Always use -t with ssh-add (and always set passwords on your ssh keys)

2012-10-09

Mike Gerwitz

Many people use SSH keys for the sole purpose of avoiding password entry when logging into remote boxes. That is legtimate, especially if you frequently run remote commands or wish to take advantage of remote tab complation, but creating a key with an empty password is certainly the wrong approach—if an attacker gets a hold of the key, then they have access to all of your boxes before you have the chance to notice and revoke the key.

ssh-agent exists for this purpose. The problem is—creating an agent only to place the key in memory indefinately is also a terrible idea. If your system does become compromised and the attacker is either root access or access as your user, then they can simply connect to the ssh-agent (unless it's password protected) and start using your key. Also consider that, should you leave your box unattended for even a moment without locking it (for whatever reason—shit happens), an attacker could gain physical access to your PC (and an attacker may just be a coworker looking to play a prank).

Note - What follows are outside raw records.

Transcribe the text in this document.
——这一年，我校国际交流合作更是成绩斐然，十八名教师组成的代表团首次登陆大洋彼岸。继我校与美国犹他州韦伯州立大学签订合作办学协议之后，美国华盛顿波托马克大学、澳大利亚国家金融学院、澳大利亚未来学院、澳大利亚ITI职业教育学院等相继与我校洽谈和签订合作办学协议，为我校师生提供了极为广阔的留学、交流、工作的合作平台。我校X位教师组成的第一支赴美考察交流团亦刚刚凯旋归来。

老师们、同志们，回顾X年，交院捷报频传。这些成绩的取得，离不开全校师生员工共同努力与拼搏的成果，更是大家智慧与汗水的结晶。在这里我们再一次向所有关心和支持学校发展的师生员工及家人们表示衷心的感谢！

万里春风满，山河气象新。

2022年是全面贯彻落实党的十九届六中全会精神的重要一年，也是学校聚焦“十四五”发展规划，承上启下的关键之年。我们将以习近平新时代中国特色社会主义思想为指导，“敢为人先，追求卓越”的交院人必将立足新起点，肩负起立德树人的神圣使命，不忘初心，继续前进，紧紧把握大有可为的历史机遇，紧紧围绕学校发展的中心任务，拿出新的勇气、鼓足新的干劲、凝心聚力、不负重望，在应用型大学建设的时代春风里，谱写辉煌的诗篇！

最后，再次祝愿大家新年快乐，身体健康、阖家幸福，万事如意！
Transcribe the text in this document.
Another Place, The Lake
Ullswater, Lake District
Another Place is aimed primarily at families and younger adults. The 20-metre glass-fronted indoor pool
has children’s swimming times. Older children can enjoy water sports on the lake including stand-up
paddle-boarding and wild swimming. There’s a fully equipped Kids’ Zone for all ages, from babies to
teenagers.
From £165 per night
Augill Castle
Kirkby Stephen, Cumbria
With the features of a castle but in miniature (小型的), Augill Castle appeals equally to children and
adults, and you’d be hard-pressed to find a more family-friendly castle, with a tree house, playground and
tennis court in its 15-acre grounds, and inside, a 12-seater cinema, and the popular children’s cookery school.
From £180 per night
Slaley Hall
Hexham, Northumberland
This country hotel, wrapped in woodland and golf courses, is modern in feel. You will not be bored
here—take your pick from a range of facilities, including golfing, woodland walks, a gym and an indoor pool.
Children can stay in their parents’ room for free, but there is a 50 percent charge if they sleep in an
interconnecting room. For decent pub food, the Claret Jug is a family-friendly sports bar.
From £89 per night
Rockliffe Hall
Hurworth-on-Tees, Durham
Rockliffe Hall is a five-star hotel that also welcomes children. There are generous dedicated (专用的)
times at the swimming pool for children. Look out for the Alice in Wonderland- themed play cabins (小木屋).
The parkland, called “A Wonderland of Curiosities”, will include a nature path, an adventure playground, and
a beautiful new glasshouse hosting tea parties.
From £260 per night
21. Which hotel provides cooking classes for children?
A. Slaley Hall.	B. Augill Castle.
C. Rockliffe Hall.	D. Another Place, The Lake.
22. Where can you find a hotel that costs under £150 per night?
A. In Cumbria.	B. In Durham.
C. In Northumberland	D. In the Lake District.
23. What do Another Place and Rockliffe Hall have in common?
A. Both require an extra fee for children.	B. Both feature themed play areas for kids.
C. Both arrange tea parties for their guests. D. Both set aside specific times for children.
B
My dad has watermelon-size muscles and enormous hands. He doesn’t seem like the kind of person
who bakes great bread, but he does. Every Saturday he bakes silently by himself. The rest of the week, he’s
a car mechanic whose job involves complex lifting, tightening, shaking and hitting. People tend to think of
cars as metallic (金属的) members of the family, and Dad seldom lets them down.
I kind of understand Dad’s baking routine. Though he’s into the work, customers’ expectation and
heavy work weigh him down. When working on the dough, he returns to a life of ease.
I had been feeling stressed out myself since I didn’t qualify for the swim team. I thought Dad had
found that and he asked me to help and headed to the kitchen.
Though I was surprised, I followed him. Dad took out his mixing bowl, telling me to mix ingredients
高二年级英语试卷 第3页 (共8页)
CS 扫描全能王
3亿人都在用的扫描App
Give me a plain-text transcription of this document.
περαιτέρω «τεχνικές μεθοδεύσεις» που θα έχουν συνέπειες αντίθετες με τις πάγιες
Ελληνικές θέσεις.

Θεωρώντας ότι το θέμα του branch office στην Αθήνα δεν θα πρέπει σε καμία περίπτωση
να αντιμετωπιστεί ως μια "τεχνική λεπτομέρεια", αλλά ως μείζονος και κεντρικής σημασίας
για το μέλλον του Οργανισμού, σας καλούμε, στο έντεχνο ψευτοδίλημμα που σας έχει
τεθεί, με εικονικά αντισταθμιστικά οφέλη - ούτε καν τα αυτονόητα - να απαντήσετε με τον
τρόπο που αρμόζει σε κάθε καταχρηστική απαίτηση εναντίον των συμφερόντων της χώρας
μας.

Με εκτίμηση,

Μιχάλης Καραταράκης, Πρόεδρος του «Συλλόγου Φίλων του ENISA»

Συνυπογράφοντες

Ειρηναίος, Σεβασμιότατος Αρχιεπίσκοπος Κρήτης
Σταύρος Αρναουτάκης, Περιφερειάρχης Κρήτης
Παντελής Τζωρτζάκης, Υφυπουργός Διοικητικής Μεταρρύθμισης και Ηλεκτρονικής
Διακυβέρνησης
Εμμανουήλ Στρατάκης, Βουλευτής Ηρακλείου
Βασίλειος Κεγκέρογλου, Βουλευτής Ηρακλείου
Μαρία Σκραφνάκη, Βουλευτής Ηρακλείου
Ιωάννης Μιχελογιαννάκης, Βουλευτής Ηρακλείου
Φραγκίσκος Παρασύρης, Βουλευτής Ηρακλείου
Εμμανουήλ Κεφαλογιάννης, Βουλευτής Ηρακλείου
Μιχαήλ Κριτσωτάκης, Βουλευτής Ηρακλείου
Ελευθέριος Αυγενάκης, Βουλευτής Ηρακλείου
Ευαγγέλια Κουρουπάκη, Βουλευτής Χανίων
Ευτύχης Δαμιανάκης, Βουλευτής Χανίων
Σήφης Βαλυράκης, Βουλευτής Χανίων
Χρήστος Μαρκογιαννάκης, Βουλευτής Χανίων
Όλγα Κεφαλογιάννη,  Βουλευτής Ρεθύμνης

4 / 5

Every morning at work, I begin the day by typing ssh-add followed by an appropriate lifetime (be it the duration of the work day, or the duration that I think I will need the key). This way, your key is in memory when you are likely to be physically present at the box and it is automatically removed from memory after a given lifetime. Additionally, I like to add `ssh-add -D` to the script that locks my PC when I walk away from my desk: that will immediately clear all keys from memory, just in case.